The ethnic Malay Muslim insurgency against the Buddhist Thai majority in the southernmost reaches of the country, along the border with Malaysia, is among the least reported on and analyzed conflicts in the world. Ethnic and religious violence in the southern Thai provinces of Yala, Pattani, and Narathiwat dates back to the late 1950s, with the current iteration of violence a phenomenon since 2004, during which time period as many as 7,000 deaths have been attributed to the conflict. Violence peaked in 2007, and 2019 has seen an ebb in insurgent activity; the past two months have witnessed historic lows in terms of insurgency-related deaths. The Barisan Revolusi Nasional (BRN), or National Revolutionary Front, was likely seeking revenge for the death of an insurgent, who died while in Thai army custody in August.

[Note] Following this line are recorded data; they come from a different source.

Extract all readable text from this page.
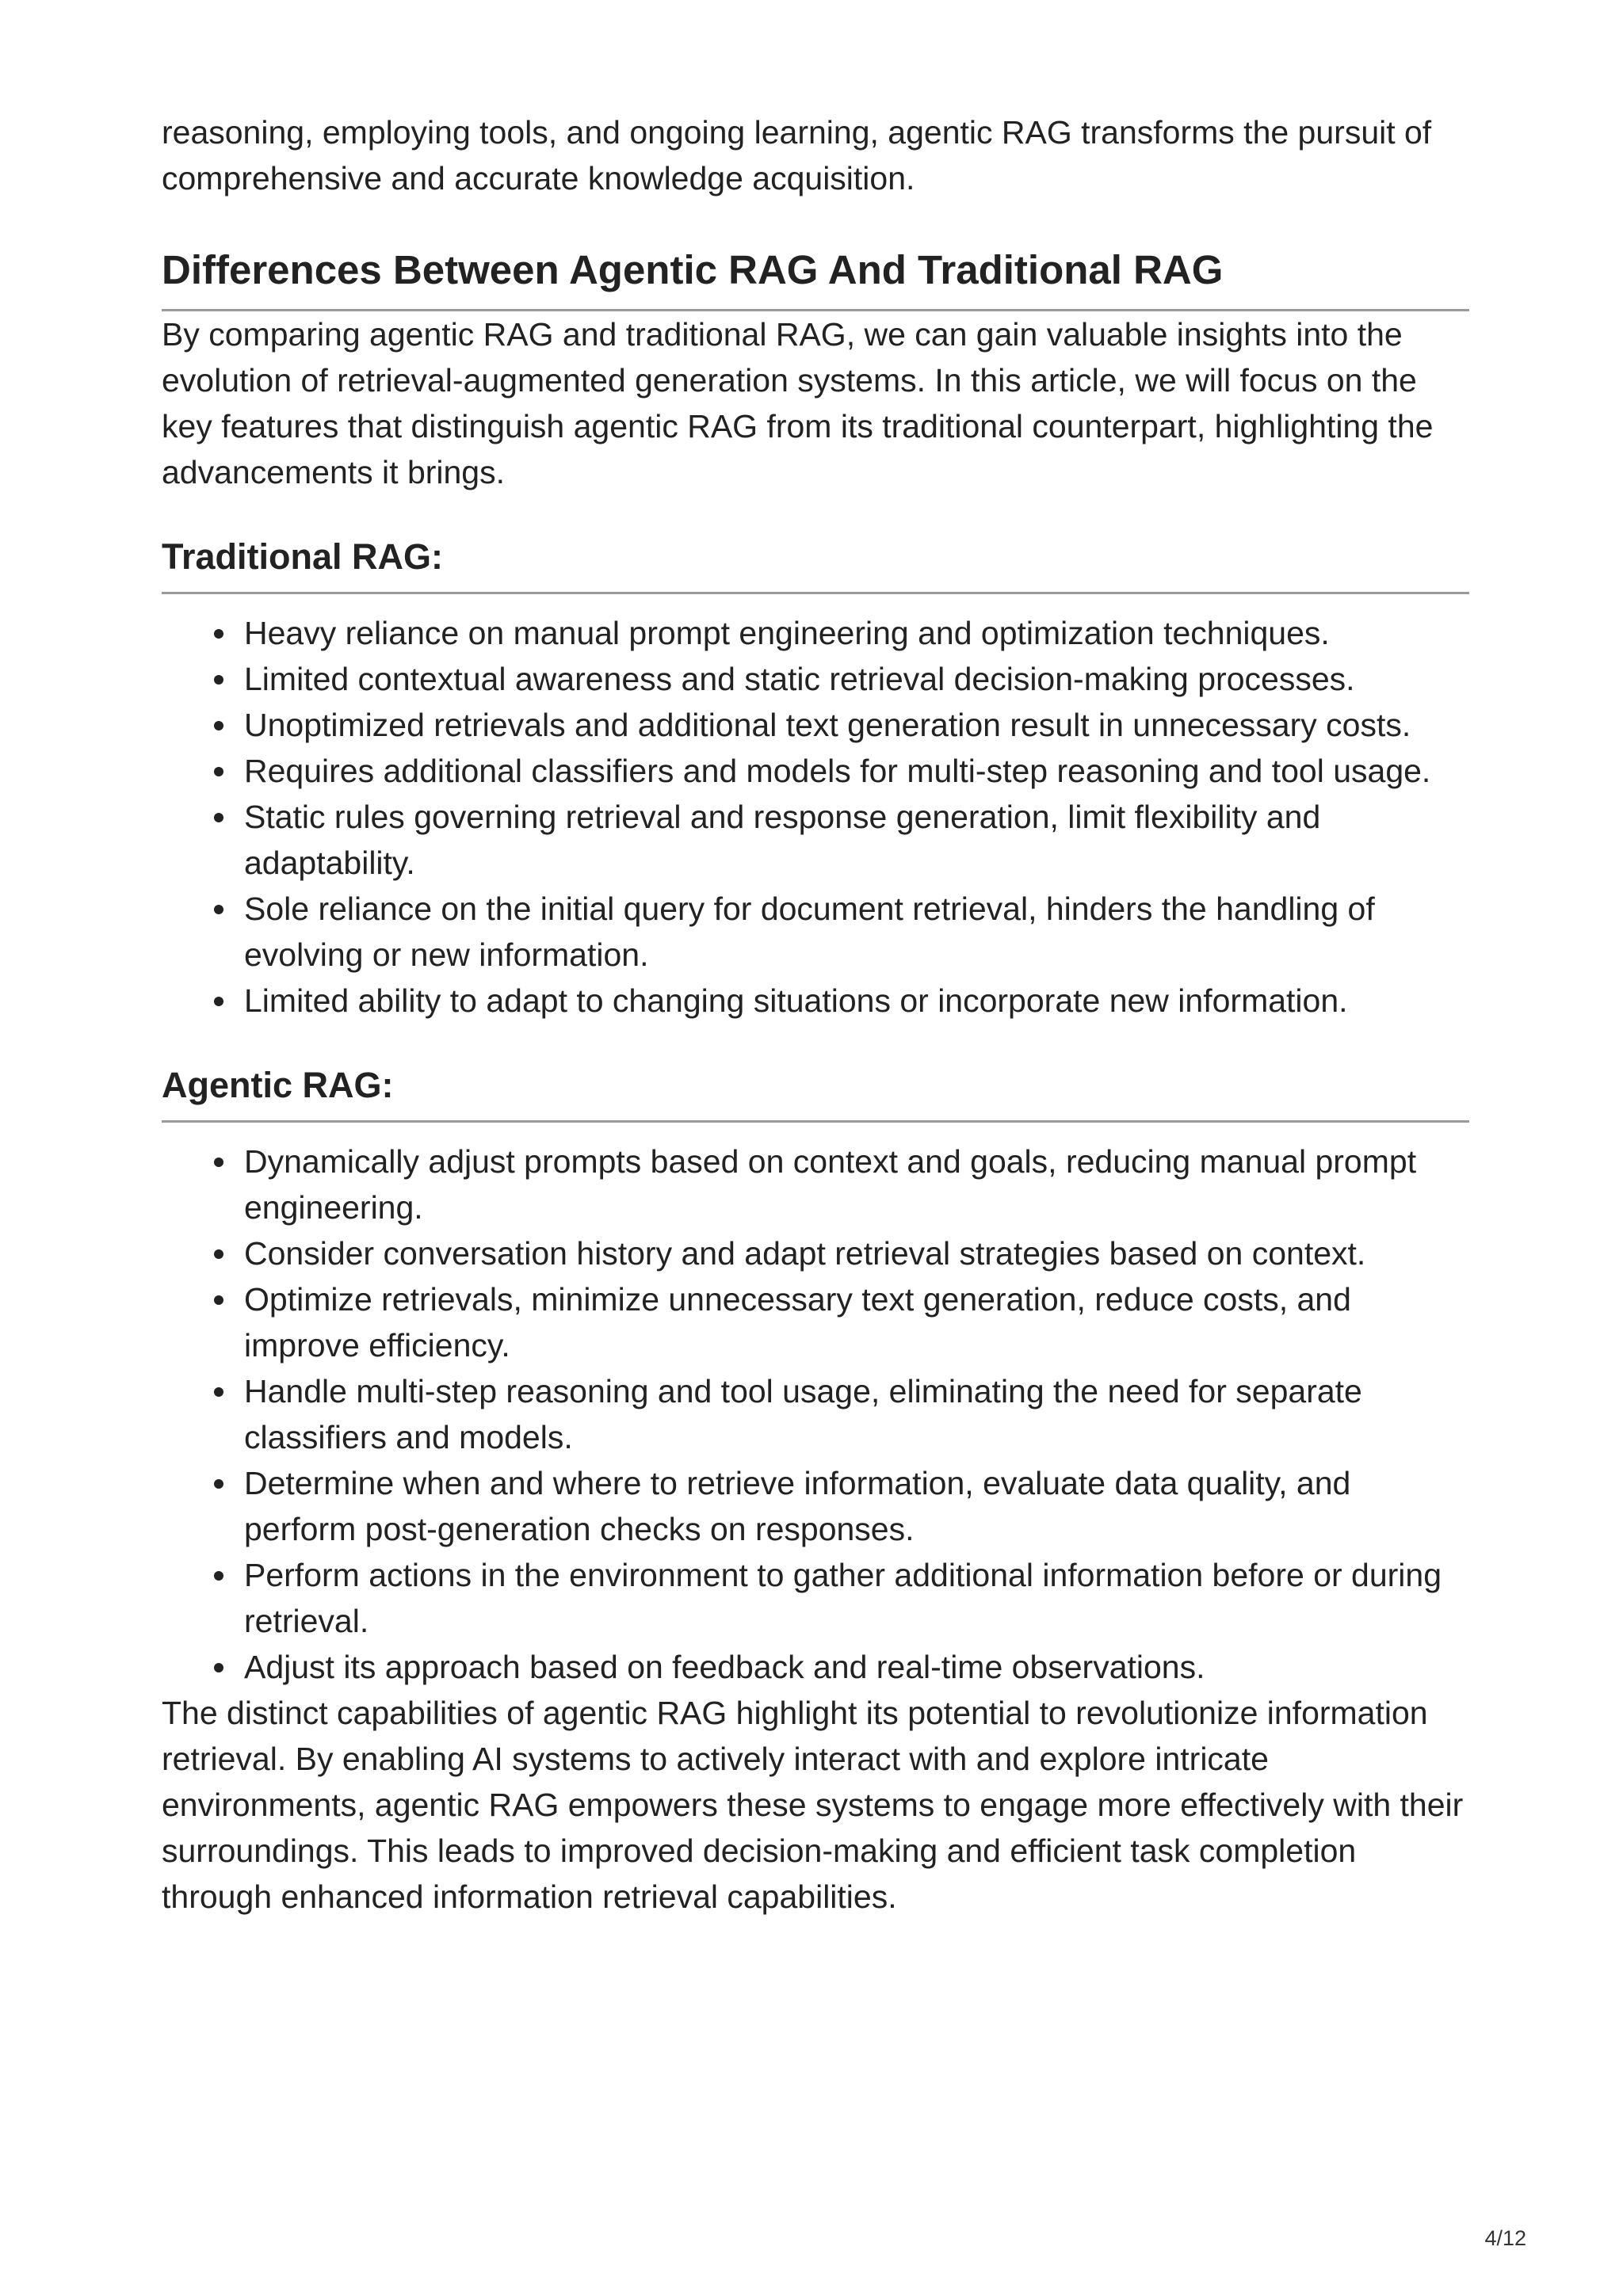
reasoning, employing tools, and ongoing learning, agentic RAG transforms the pursuit of comprehensive and accurate knowledge acquisition.

Differences Between Agentic RAG And Traditional RAG

By comparing agentic RAG and traditional RAG, we can gain valuable insights into the evolution of retrieval-augmented generation systems. In this article, we will focus on the key features that distinguish agentic RAG from its traditional counterpart, highlighting the advancements it brings.

Traditional RAG:
Heavy reliance on manual prompt engineering and optimization techniques.
Limited contextual awareness and static retrieval decision-making processes.
Unoptimized retrievals and additional text generation result in unnecessary costs.
Requires additional classifiers and models for multi-step reasoning and tool usage.
Static rules governing retrieval and response generation, limit flexibility and adaptability.
Sole reliance on the initial query for document retrieval, hinders the handling of evolving or new information.
Limited ability to adapt to changing situations or incorporate new information.
Agentic RAG:
Dynamically adjust prompts based on context and goals, reducing manual prompt engineering.
Consider conversation history and adapt retrieval strategies based on context.
Optimize retrievals, minimize unnecessary text generation, reduce costs, and improve efficiency.
Handle multi-step reasoning and tool usage, eliminating the need for separate classifiers and models.
Determine when and where to retrieve information, evaluate data quality, and perform post-generation checks on responses.
Perform actions in the environment to gather additional information before or during retrieval.
Adjust its approach based on feedback and real-time observations.

The distinct capabilities of agentic RAG highlight its potential to revolutionize information retrieval. By enabling AI systems to actively interact with and explore intricate environments, agentic RAG empowers these systems to engage more effectively with their surroundings. This leads to improved decision-making and efficient task completion through enhanced information retrieval capabilities.

4/12
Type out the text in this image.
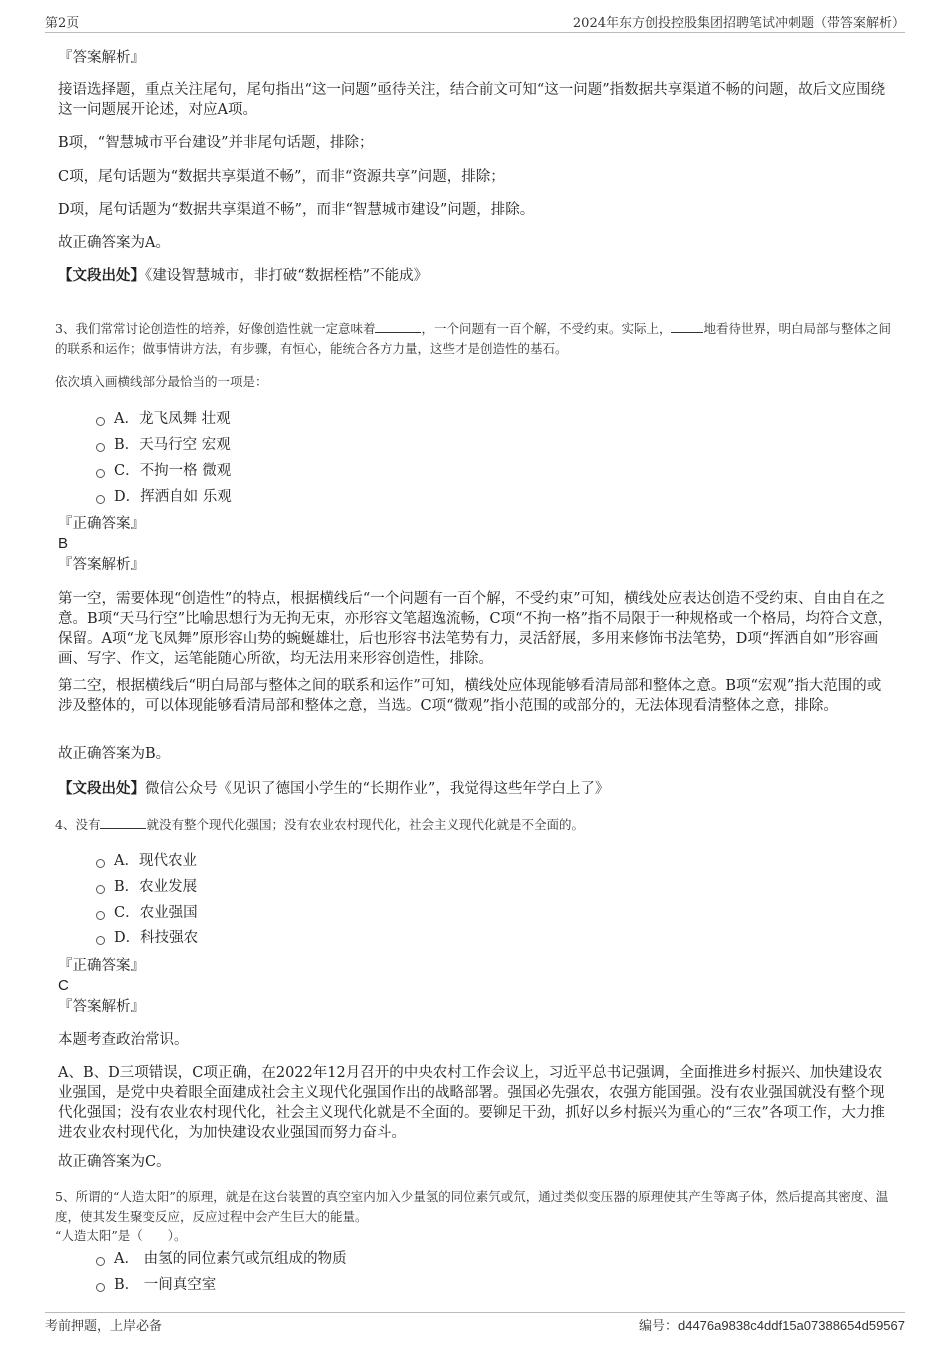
第2页	2024年东方创投控股集团招聘笔试冲刺题（带答案解析）
『答案解析』
接语选择题，重点关注尾句，尾句指出“这一问题”亟待关注，结合前文可知“这一问题”指数据共享渠道不畅的问题，故后文应围绕这一问题展开论述，对应A项。
B项，“智慧城市平台建设”并非尾句话题，排除；
C项，尾句话题为“数据共享渠道不畅”，而非“资源共享”问题，排除；
D项，尾句话题为“数据共享渠道不畅”，而非“智慧城市建设”问题，排除。
故正确答案为A。
【文段出处】《建设智慧城市，非打破“数据桎梏”不能成》
3、我们常常讨论创造性的培养，好像创造性就一定意味着	，一个问题有一百个解，不受约束。实际上，	地看待世界，明白局部与整体之间的联系和运作；做事情讲方法，有步骤，有恒心，能统合各方力量，这些才是创造性的基石。
依次填入画横线部分最恰当的一项是：
A．龙飞凤舞 壮观
B．天马行空 宏观
C．不拘一格 微观
D．挥洒自如 乐观
『正确答案』
B
『答案解析』
第一空，需要体现“创造性”的特点，根据横线后“一个问题有一百个解，不受约束”可知，横线处应表达创造不受约束、自由自在之意。B项“天马行空”比喻思想行为无拘无束，亦形容文笔超逸流畅，C项“不拘一格”指不局限于一种规格或一个格局，均符合文意，保留。A项“龙飞凤舞”原形容山势的蜿蜒雄壮，后也形容书法笔势有力，灵活舒展，多用来修饰书法笔势，D项“挥洒自如”形容画画、写字、作文，运笔能随心所欲，均无法用来形容创造性，排除。
第二空，根据横线后“明白局部与整体之间的联系和运作”可知，横线处应体现能够看清局部和整体之意。B项“宏观”指大范围的或涉及整体的，可以体现能够看清局部和整体之意，当选。C项“微观”指小范围的或部分的，无法体现看清整体之意，排除。
故正确答案为B。
【文段出处】微信公众号《见识了德国小学生的“长期作业”，我觉得这些年学白上了》
4、没有	就没有整个现代化强国；没有农业农村现代化，社会主义现代化就是不全面的。
A．现代农业
B．农业发展
C．农业强国
D．科技强农
『正确答案』
C
『答案解析』
本题考查政治常识。
A、B、D三项错误，C项正确，在2022年12月召开的中央农村工作会议上，习近平总书记强调，全面推进乡村振兴、加快建设农业强国，是党中央着眼全面建成社会主义现代化强国作出的战略部署。强国必先强农，农强方能国强。没有农业强国就没有整个现代化强国；没有农业农村现代化，社会主义现代化就是不全面的。要铆足干劲，抓好以乡村振兴为重心的“三农”各项工作，大力推进农业农村现代化，为加快建设农业强国而努力奋斗。
故正确答案为C。
5、所谓的“人造太阳”的原理，就是在这台装置的真空室内加入少量氢的同位素氕或氘，通过类似变压器的原理使其产生等离子体，然后提高其密度、温度，使其发生聚变反应，反应过程中会产生巨大的能量。
“人造太阳”是（　　）。
A． 由氢的同位素氕或氘组成的物质
B． 一间真空室
考前押题，上岸必备	编号：d4476a9838c4ddf15a07388654d59567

Locals complain that the government in Bangkok acts with a heavy hand in enforcing language and other laws foreign to the ethnic Malay culture, which is distinct from areas in central and northern Thailand. Malays constitute 80 percent of the region’s 2 million people. The genesis of the insurgency has been traced back to several prominent madrassas and mosques. While peace talks commenced in 2013, they were abruptly ended by the military. Since May 2014 the government has stated its willingness to continue negotiations, but has benefitted from a decline in the violence and not had to make any concessions. There are growing concerns that the lack of a framework for peace negotiations and a total dismissal of the insurgents’ grievances by the Thai government could signal a return to more consistent violence in the region. This violence could include ambushes, the assassination of government officials and civilians, and the use of improvised explosive devices (IEDs), but also well-planned spectacular attacks designed to grab the attention of the media and government. In previous years, there have been beheadings and bodies burned by the insurgents, consistent with some of the most extreme tactics used by Islamist extremists throughout the world.
Unlike other countries in the region such as the Philippines and Indonesia, Muslim insurgents in southern Thailand have largely remained focused on parochial issues and have not forged links with transnational terrorist groups like al-Qaeda or the Islamic State. Thailand’s Muslim insurgency is not Salafist in nature, but rather Shafi’i, a conservative school of Sunni Islam more common throughout parts of south and southeast Asia. The geography of the provinces combined with inconsistent Thai security forces, which have been accused of violating human rights and other draconian measures, has allowed the insurgency to fester. The insurgency itself is far from a monolith and remains divided by a bevy of objectives, ranging from independence to more decentralized forms of autonomy. Thai security forces have deployed in sizable numbers, approximately 60,000 troops, paramilitary rangers, police, other security forces, and armed volunteers in the southern provinces alone, which has transformed the region into a heavily militarized occupation zone. While insurgents have attacked outside of the deep south, the majority of their attacks remain in the south, and primarily focus on security forces.